Finding angle $x$, a geometry question

Question

Here is the question. Find the value of $x$. I have solved this question by my own (with 3 different methods). However, all methods of mine are based on the construction of equilateral triangles.I am wondering whether there exist any other possible geometric construction because I don’t think equilateral triangle is the only way out but I couldn’t find any other possible construction apart from equilateral. I would like to understand more about the hidden geometric relation about all given informations so any helps are kindly appreciated.

The answer for $x$ is $30^o$

Answer 1

Let $X$ be such that $X,B$ are on the same side of line $AF$ and $AXF$ is equilateral.

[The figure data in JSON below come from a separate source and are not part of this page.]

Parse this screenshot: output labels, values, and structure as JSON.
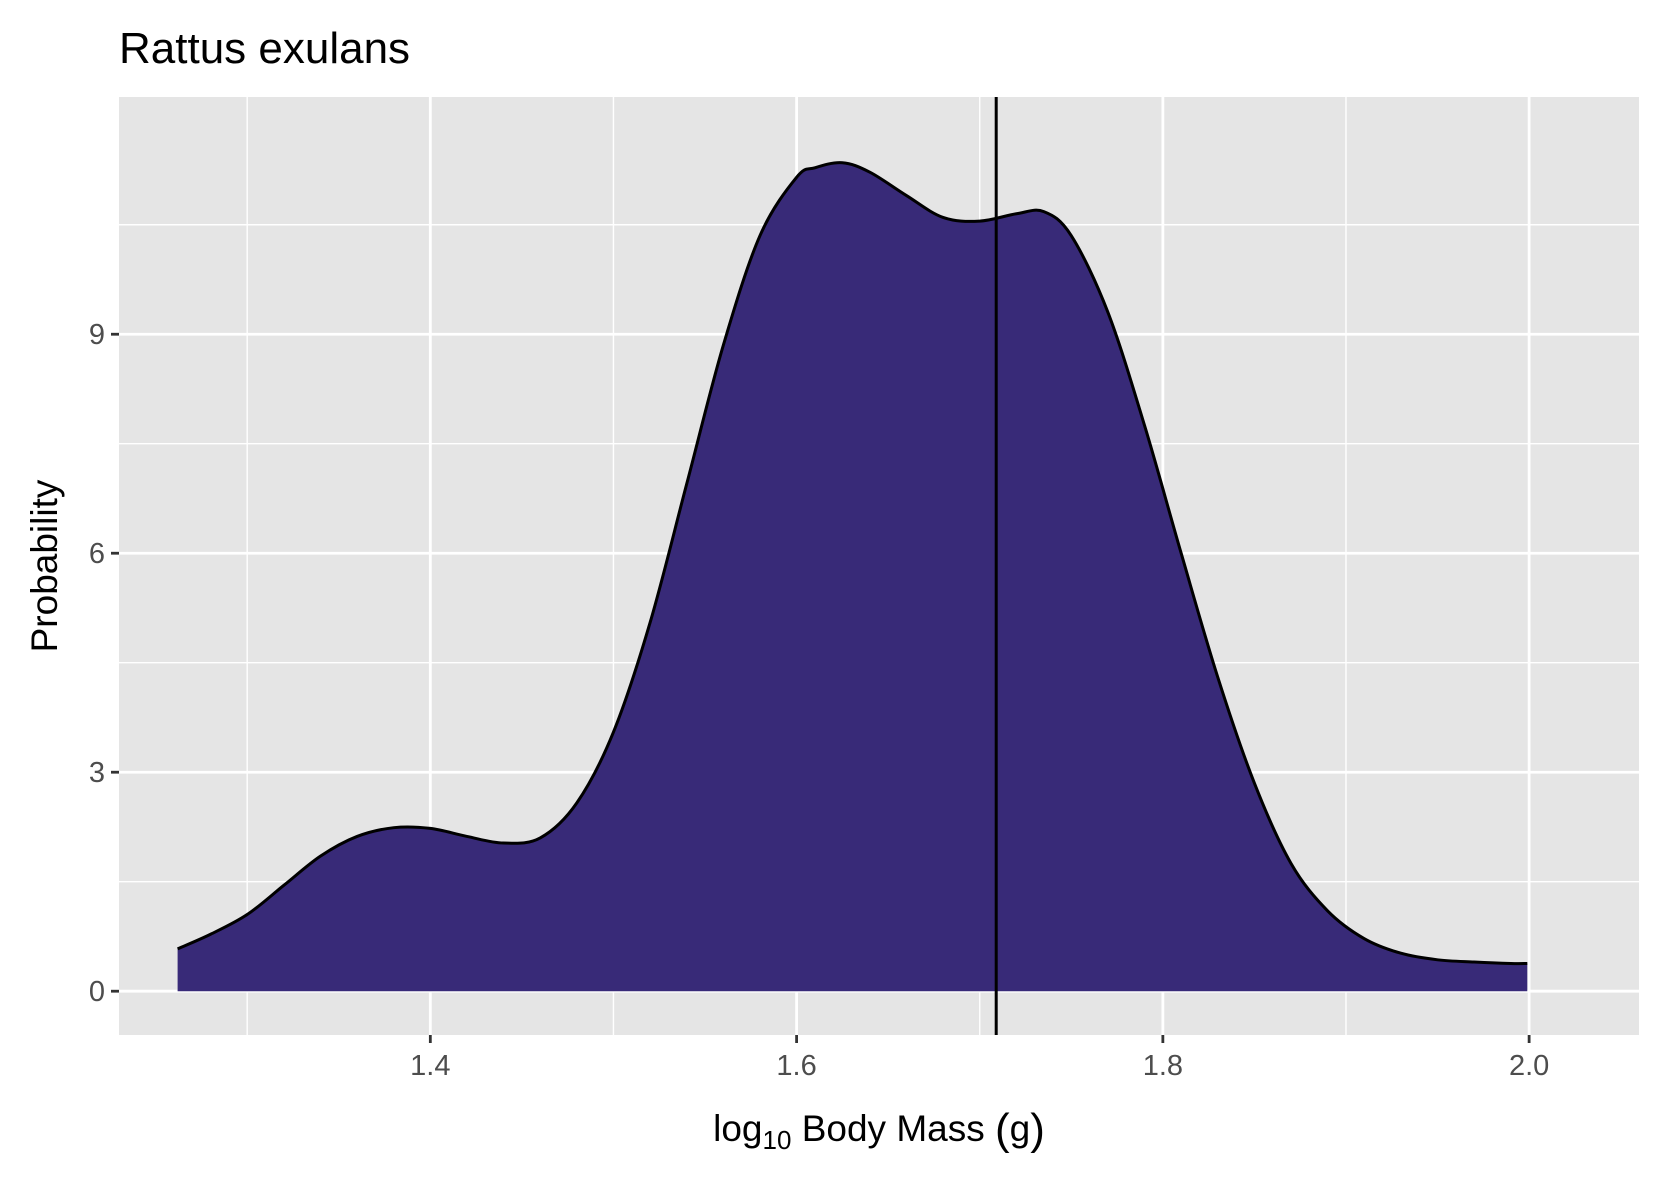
{
  "chart_data": {
    "type": "area",
    "title": "Rattus exulans",
    "xlabel_prefix": "log",
    "xlabel_subscript": "10",
    "xlabel_rest": " Body Mass ",
    "xlabel_paren_open": "(",
    "xlabel_unit": "g",
    "xlabel_paren_close": ")",
    "ylabel": "Probability",
    "xlim": [
      1.23,
      2.06
    ],
    "ylim": [
      -0.6,
      12.25
    ],
    "x_ticks": [
      1.4,
      1.6,
      1.8,
      2.0
    ],
    "x_tick_labels": [
      "1.4",
      "1.6",
      "1.8",
      "2.0"
    ],
    "y_ticks": [
      0,
      3,
      6,
      9
    ],
    "y_tick_labels": [
      "0",
      "3",
      "6",
      "9"
    ],
    "x_minor_ticks": [
      1.3,
      1.5,
      1.7,
      1.9
    ],
    "y_minor_ticks": [
      1.5,
      4.5,
      7.5,
      10.5
    ],
    "grid": true,
    "fill_color": "#382a78",
    "line_color": "#000000",
    "panel_color": "#e5e5e5",
    "vline_x": 1.709,
    "series": [
      {
        "x": [
          1.262,
          1.28,
          1.3,
          1.32,
          1.34,
          1.36,
          1.38,
          1.4,
          1.42,
          1.44,
          1.46,
          1.48,
          1.5,
          1.52,
          1.54,
          1.56,
          1.58,
          1.6,
          1.61,
          1.625,
          1.64,
          1.66,
          1.68,
          1.7,
          1.72,
          1.735,
          1.75,
          1.77,
          1.79,
          1.81,
          1.83,
          1.85,
          1.87,
          1.89,
          1.91,
          1.93,
          1.95,
          1.97,
          1.99,
          1.999
        ],
        "y": [
          0.58,
          0.78,
          1.05,
          1.45,
          1.85,
          2.12,
          2.24,
          2.23,
          2.12,
          2.03,
          2.1,
          2.58,
          3.55,
          5.05,
          6.95,
          8.85,
          10.35,
          11.15,
          11.28,
          11.35,
          11.22,
          10.9,
          10.6,
          10.55,
          10.65,
          10.68,
          10.35,
          9.3,
          7.75,
          6.0,
          4.3,
          2.85,
          1.75,
          1.1,
          0.72,
          0.52,
          0.43,
          0.4,
          0.38,
          0.38
        ]
      }
    ]
  }
}
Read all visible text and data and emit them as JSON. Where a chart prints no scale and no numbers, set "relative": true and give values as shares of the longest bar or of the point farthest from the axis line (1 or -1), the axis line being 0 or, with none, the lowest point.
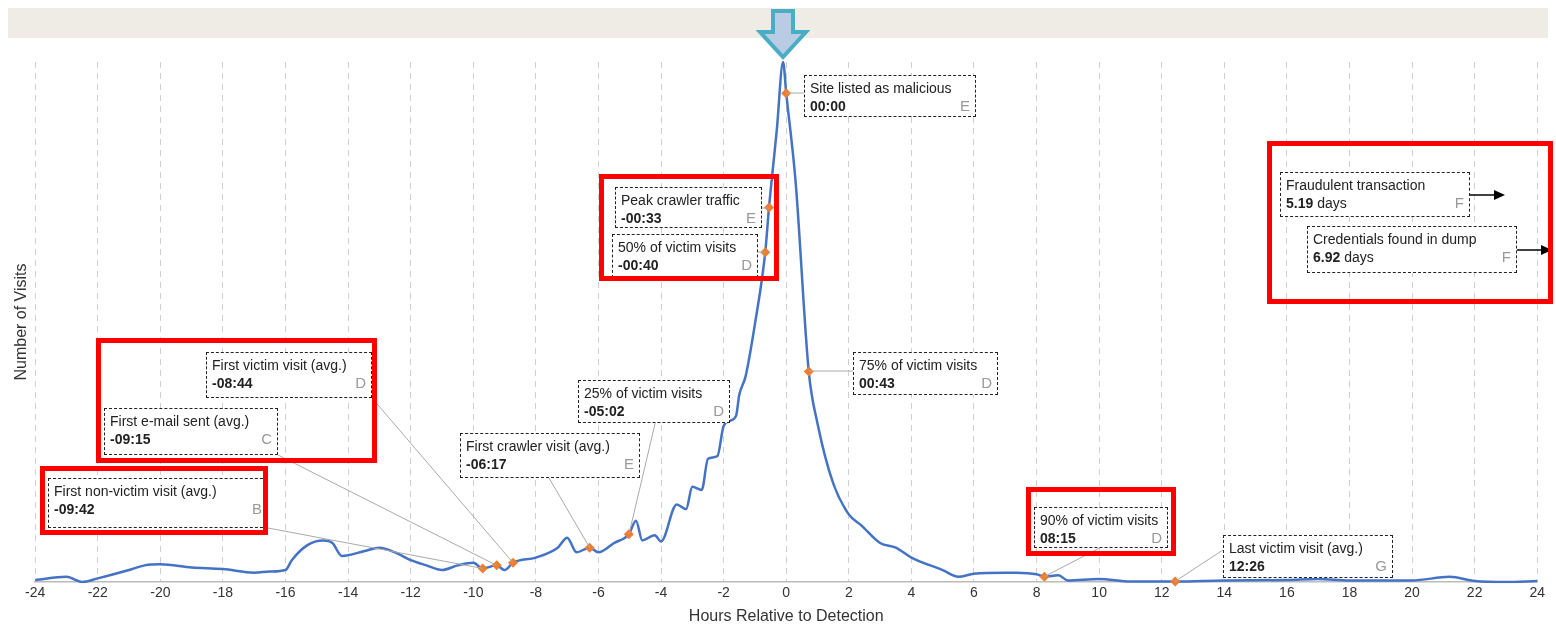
{
  "chart_data": {
    "type": "line",
    "xlabel": "Hours Relative to Detection",
    "ylabel": "Number of Visits",
    "relative": true,
    "grid": "x",
    "legend": false,
    "marker": "none",
    "line_style": "solid",
    "xlim": [
      -24,
      24
    ],
    "xticks": [
      -24,
      -22,
      -20,
      -18,
      -16,
      -14,
      -12,
      -10,
      -8,
      -6,
      -4,
      -2,
      0,
      2,
      4,
      6,
      8,
      10,
      12,
      14,
      16,
      18,
      20,
      22,
      24
    ],
    "series": [
      {
        "color": "#4472c4",
        "x": [
          -24,
          -23,
          -22.5,
          -22,
          -21,
          -20.5,
          -20,
          -19,
          -18,
          -17,
          -16.5,
          -16,
          -15.8,
          -15.3,
          -14.8,
          -14.5,
          -14.2,
          -13.5,
          -13,
          -12.5,
          -12,
          -11.5,
          -11,
          -10.5,
          -10,
          -9.7,
          -9.25,
          -9,
          -8.73,
          -8,
          -7.3,
          -7,
          -6.7,
          -6.28,
          -6,
          -5.5,
          -5.03,
          -4.8,
          -4.6,
          -4.2,
          -4,
          -3.5,
          -3.2,
          -3,
          -2.7,
          -2.5,
          -2.2,
          -2,
          -1.8,
          -1.6,
          -1.5,
          -1.3,
          -1,
          -0.67,
          -0.55,
          -0.3,
          -0.1,
          0,
          0.3,
          0.72,
          1,
          1.5,
          2,
          2.4,
          3,
          3.5,
          4,
          5,
          5.5,
          6,
          7,
          8,
          8.25,
          8.7,
          9,
          10,
          11,
          12.43,
          14,
          16,
          17,
          18,
          20,
          21.2,
          22,
          23,
          24
        ],
        "values": [
          0.004,
          0.01,
          0,
          0.007,
          0.023,
          0.032,
          0.034,
          0.028,
          0.025,
          0.018,
          0.02,
          0.023,
          0.042,
          0.071,
          0.08,
          0.075,
          0.05,
          0.059,
          0.066,
          0.057,
          0.042,
          0.032,
          0.023,
          0.032,
          0.037,
          0.026,
          0.032,
          0.023,
          0.037,
          0.047,
          0.066,
          0.085,
          0.057,
          0.066,
          0.057,
          0.075,
          0.092,
          0.118,
          0.08,
          0.09,
          0.078,
          0.149,
          0.14,
          0.183,
          0.177,
          0.237,
          0.242,
          0.3,
          0.31,
          0.32,
          0.36,
          0.395,
          0.496,
          0.634,
          0.72,
          0.87,
          1,
          0.94,
          0.77,
          0.405,
          0.305,
          0.19,
          0.13,
          0.109,
          0.075,
          0.066,
          0.047,
          0.023,
          0.01,
          0.016,
          0.018,
          0.015,
          0.01,
          0.013,
          0.003,
          0.006,
          0.001,
          0.001,
          0.003,
          0.004,
          0.006,
          0.003,
          0.003,
          0.01,
          0.002,
          0,
          0.002
        ]
      },
      {
        "type": "scatter",
        "marker": "diamond",
        "color": "#ed7d31",
        "x": [
          -9.7,
          -9.25,
          -8.73,
          -6.28,
          -5.03,
          -0.67,
          -0.55,
          0,
          0.72,
          8.25,
          12.43
        ],
        "values": [
          0.026,
          0.032,
          0.037,
          0.066,
          0.092,
          0.634,
          0.72,
          0.94,
          0.405,
          0.01,
          0.001
        ]
      }
    ],
    "annotations": [
      "First non-victim visit (avg.) -09:42 B",
      "First e-mail sent (avg.) -09:15 C",
      "First victim visit (avg.) -08:44 D",
      "First crawler visit (avg.) -06:17 E",
      "25% of victim visits -05:02 D",
      "50% of victim visits -00:40 D",
      "Peak crawler traffic -00:33 E",
      "Site listed as malicious 00:00 E",
      "75% of victim visits 00:43 D",
      "90% of victim visits 08:15 D",
      "Last victim visit (avg.) 12:26 G",
      "Fraudulent transaction 5.19 days F",
      "Credentials found in dump 6.92 days F"
    ]
  }
}
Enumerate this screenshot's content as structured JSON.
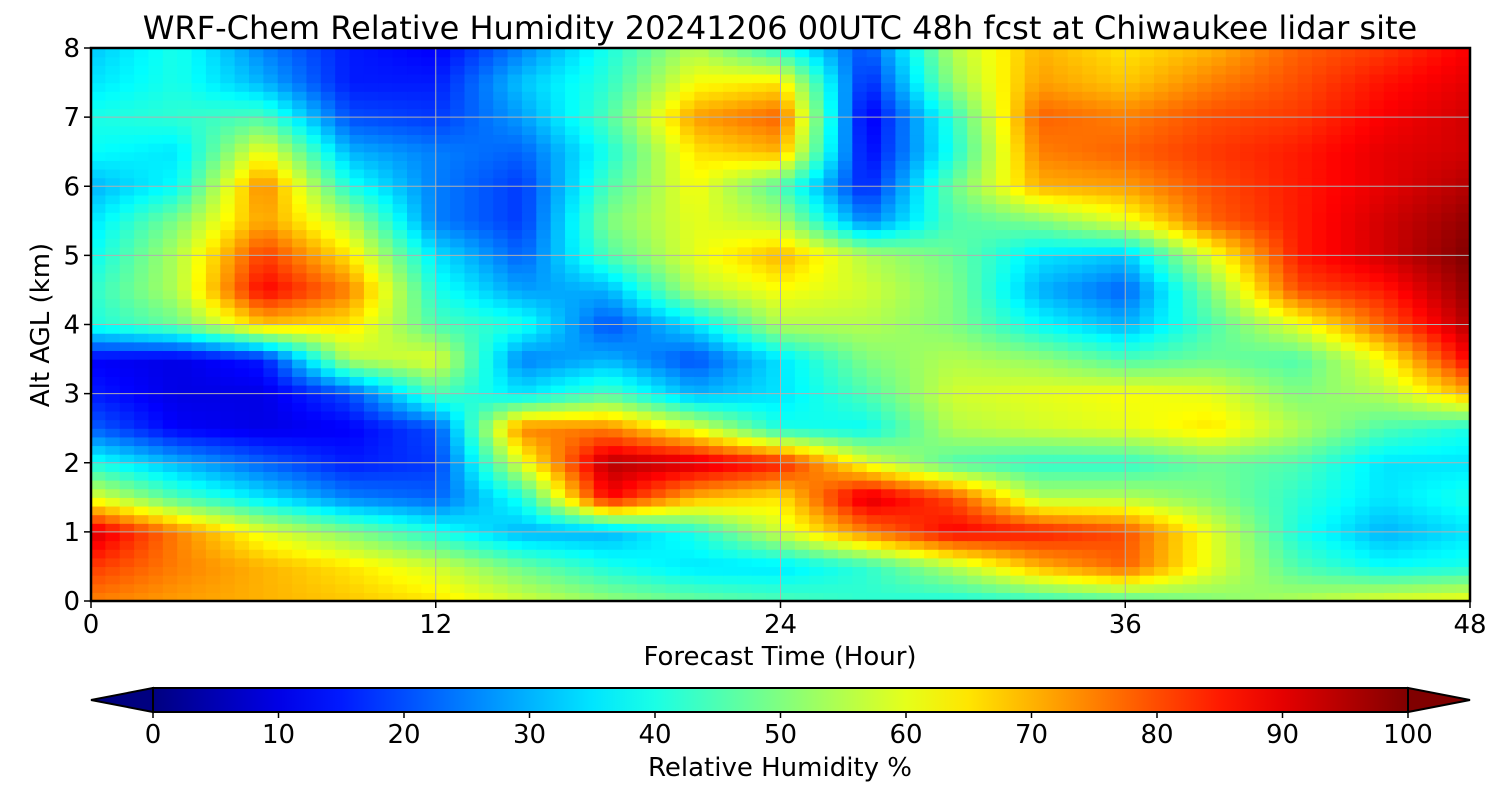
{
  "chart_data": [
    {
      "type": "heatmap",
      "title": "WRF-Chem Relative Humidity 20241206 00UTC 48h fcst at Chiwaukee lidar site",
      "xlabel": "Forecast Time (Hour)",
      "ylabel": "Alt AGL (km)",
      "xlim": [
        0,
        48
      ],
      "ylim": [
        0,
        8
      ],
      "xticks": [
        "0",
        "12",
        "24",
        "36",
        "48"
      ],
      "yticks": [
        "0",
        "1",
        "2",
        "3",
        "4",
        "5",
        "6",
        "7",
        "8"
      ],
      "grid": true,
      "colormap": "jet",
      "x": [
        0,
        3,
        6,
        9,
        12,
        15,
        18,
        21,
        24,
        27,
        30,
        33,
        36,
        39,
        42,
        45,
        48
      ],
      "y": [
        0,
        0.5,
        1,
        1.5,
        2,
        2.5,
        3,
        3.5,
        4,
        4.5,
        5,
        5.5,
        6,
        6.5,
        7,
        7.5,
        8
      ],
      "z": [
        [
          75,
          72,
          70,
          68,
          65,
          58,
          52,
          48,
          45,
          42,
          40,
          42,
          45,
          50,
          55,
          60,
          62
        ],
        [
          82,
          75,
          70,
          65,
          58,
          48,
          40,
          35,
          35,
          42,
          55,
          70,
          78,
          60,
          45,
          38,
          40
        ],
        [
          92,
          75,
          60,
          50,
          40,
          30,
          30,
          40,
          58,
          75,
          88,
          85,
          80,
          60,
          40,
          30,
          35
        ],
        [
          60,
          45,
          35,
          25,
          22,
          40,
          88,
          70,
          65,
          92,
          80,
          55,
          55,
          50,
          42,
          35,
          40
        ],
        [
          40,
          30,
          22,
          15,
          18,
          60,
          95,
          92,
          85,
          60,
          45,
          42,
          42,
          48,
          45,
          35,
          35
        ],
        [
          22,
          12,
          10,
          12,
          20,
          75,
          75,
          60,
          40,
          38,
          55,
          58,
          60,
          65,
          55,
          45,
          40
        ],
        [
          15,
          10,
          10,
          20,
          45,
          35,
          45,
          30,
          35,
          45,
          58,
          60,
          62,
          60,
          50,
          55,
          70
        ],
        [
          12,
          10,
          15,
          55,
          60,
          25,
          30,
          20,
          35,
          50,
          55,
          52,
          45,
          48,
          45,
          62,
          88
        ],
        [
          40,
          48,
          68,
          65,
          45,
          40,
          20,
          35,
          55,
          55,
          50,
          38,
          30,
          45,
          60,
          78,
          95
        ],
        [
          42,
          55,
          88,
          75,
          40,
          28,
          30,
          55,
          62,
          58,
          50,
          30,
          22,
          50,
          80,
          85,
          98
        ],
        [
          38,
          55,
          82,
          65,
          35,
          22,
          45,
          60,
          70,
          55,
          48,
          35,
          32,
          60,
          85,
          92,
          100
        ],
        [
          35,
          50,
          72,
          55,
          25,
          18,
          50,
          60,
          55,
          25,
          45,
          50,
          60,
          78,
          85,
          92,
          98
        ],
        [
          30,
          38,
          75,
          40,
          25,
          18,
          45,
          62,
          45,
          15,
          48,
          70,
          72,
          80,
          85,
          90,
          95
        ],
        [
          38,
          35,
          62,
          30,
          25,
          22,
          40,
          65,
          70,
          12,
          40,
          75,
          78,
          82,
          85,
          90,
          92
        ],
        [
          40,
          42,
          45,
          20,
          18,
          28,
          45,
          72,
          78,
          10,
          42,
          78,
          75,
          80,
          82,
          88,
          92
        ],
        [
          35,
          40,
          30,
          15,
          15,
          32,
          42,
          62,
          65,
          15,
          52,
          72,
          68,
          75,
          80,
          86,
          90
        ],
        [
          32,
          40,
          25,
          15,
          12,
          25,
          40,
          55,
          40,
          20,
          55,
          70,
          65,
          70,
          78,
          82,
          88
        ]
      ],
      "colorbar": {
        "label": "Relative Humidity %",
        "min": 0,
        "max": 100,
        "ticks": [
          "0",
          "10",
          "20",
          "30",
          "40",
          "50",
          "60",
          "70",
          "80",
          "90",
          "100"
        ],
        "extend": "both"
      }
    }
  ]
}
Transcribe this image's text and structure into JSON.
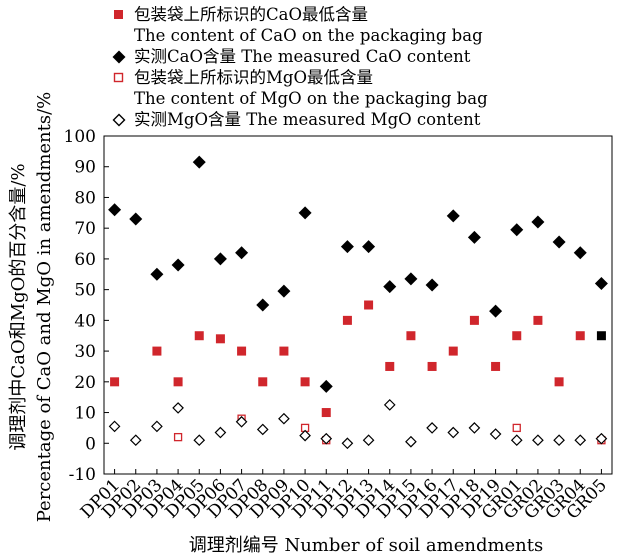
{
  "chart_data": {
    "type": "scatter",
    "title": "",
    "xlabel": "调理剂编号 Number of soil amendments",
    "ylabel_line1": "调理剂中CaO和MgO的百分含量/%",
    "ylabel_line2": "Percentage of CaO and MgO in amendments/%",
    "ylim": [
      -10,
      100
    ],
    "yticks": [
      "-10",
      "0",
      "10",
      "20",
      "30",
      "40",
      "50",
      "60",
      "70",
      "80",
      "90",
      "100"
    ],
    "grid": false,
    "legend_position": "top-left",
    "categories": [
      "DP01",
      "DP02",
      "DP03",
      "DP04",
      "DP05",
      "DP06",
      "DP07",
      "DP08",
      "DP09",
      "DP10",
      "DP11",
      "DP12",
      "DP13",
      "DP14",
      "DP15",
      "DP16",
      "DP17",
      "DP18",
      "DP19",
      "GR01",
      "GR02",
      "GR03",
      "GR04",
      "GR05"
    ],
    "series": [
      {
        "key": "cao_label",
        "name_cn": "包装袋上所标识的CaO最低含量",
        "name_en": "The content of CaO on the packaging bag",
        "marker": "square-filled",
        "color": "#d0262c",
        "values": [
          20,
          null,
          30,
          20,
          35,
          34,
          30,
          20,
          30,
          20,
          10,
          40,
          45,
          25,
          35,
          25,
          30,
          40,
          25,
          35,
          40,
          20,
          35,
          35
        ]
      },
      {
        "key": "cao_measured",
        "name_cn": "实测CaO含量",
        "name_en": "The measured  CaO content",
        "marker": "diamond-filled",
        "color": "#000000",
        "values": [
          76,
          73,
          55,
          58,
          91.5,
          60,
          62,
          45,
          49.5,
          75,
          18.5,
          64,
          64,
          51,
          53.5,
          51.5,
          74,
          67,
          43,
          69.5,
          72,
          65.5,
          62,
          52
        ]
      },
      {
        "key": "mgo_label",
        "name_cn": "包装袋上所标识的MgO最低含量",
        "name_en": "The content of MgO on the packaging bag",
        "marker": "square-open",
        "color": "#d0262c",
        "values": [
          null,
          null,
          null,
          2,
          null,
          null,
          8,
          null,
          null,
          5,
          1,
          null,
          null,
          null,
          null,
          null,
          null,
          null,
          null,
          5,
          null,
          null,
          null,
          1
        ]
      },
      {
        "key": "mgo_measured",
        "name_cn": "实测MgO含量",
        "name_en": "The measured  MgO content",
        "marker": "diamond-open",
        "color": "#000000",
        "values": [
          5.5,
          1,
          5.5,
          11.5,
          1,
          3.5,
          7,
          4.5,
          8,
          2.5,
          1.5,
          0,
          1,
          12.5,
          0.5,
          5,
          3.5,
          5,
          3,
          1,
          1,
          1,
          1,
          1.5
        ]
      }
    ],
    "highlight": {
      "category": "GR05",
      "series": "cao_label",
      "color": "#000000"
    }
  }
}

Then $F$ is a center of a circle through $A,X,B$ and thus $$\angle XAB = {1\over 2}\angle XFB = 12^{\circ}$$ Now $AX =AF$ and $AK=AB$ so $\triangle AXB\cong \triangle AFK$ (sas) which means $$\angle FKA = \angle ABX = {1\over 2}\angle ?= 30^{\circ}$$

Answer 2

You can also use the law of sin:

$$\triangle AFK:\;\;\; {AF \over \sin x} = {AK\over \sin (168-x)}= {AB\over \sin (12+x)} $$

$$\triangle ABC:\;\;\; {AF \over \sin 48} = {AB\over \sin (84)}$$

So $$ \sin x \sin 84 = \sin (12+x)\sin 48$$

So $$\cot x = {\cos 6 -\cos 12 \cos 42\over \sin 12\cos 42}$$

Solving this (calculator) we get $x= 30$.

Answer 3

Clearly $AB = AK$ and $AF = FB$.

Let $ABD$ be equilateral. Then $\angle FAD = \angle FAK = 12^{\circ}$. Since $AD =AK$ we have $\triangle FAD\cong \triangle FAK$ (sas) Also notice that $DF\bot AB$ so $$\angle ADF = 30^{\circ}\implies \angle FKA = 30^{\circ}$$

Answer 4

Let $BCF$ be equilateral. Then $F$ is a ceneter of circle through $A,B,C$ so $$\angle ABC = {1\over 2}\angle AFC= 12^{\circ}$$ and $$\angle CAB = {1\over 2}\angle BFC= 30^{\circ}$$

Since $AF = BC$ and $AK = AB$ we have $\triangle ABC\cong \triangle AFK$ (sas) and thus $x= 30^{\circ}$.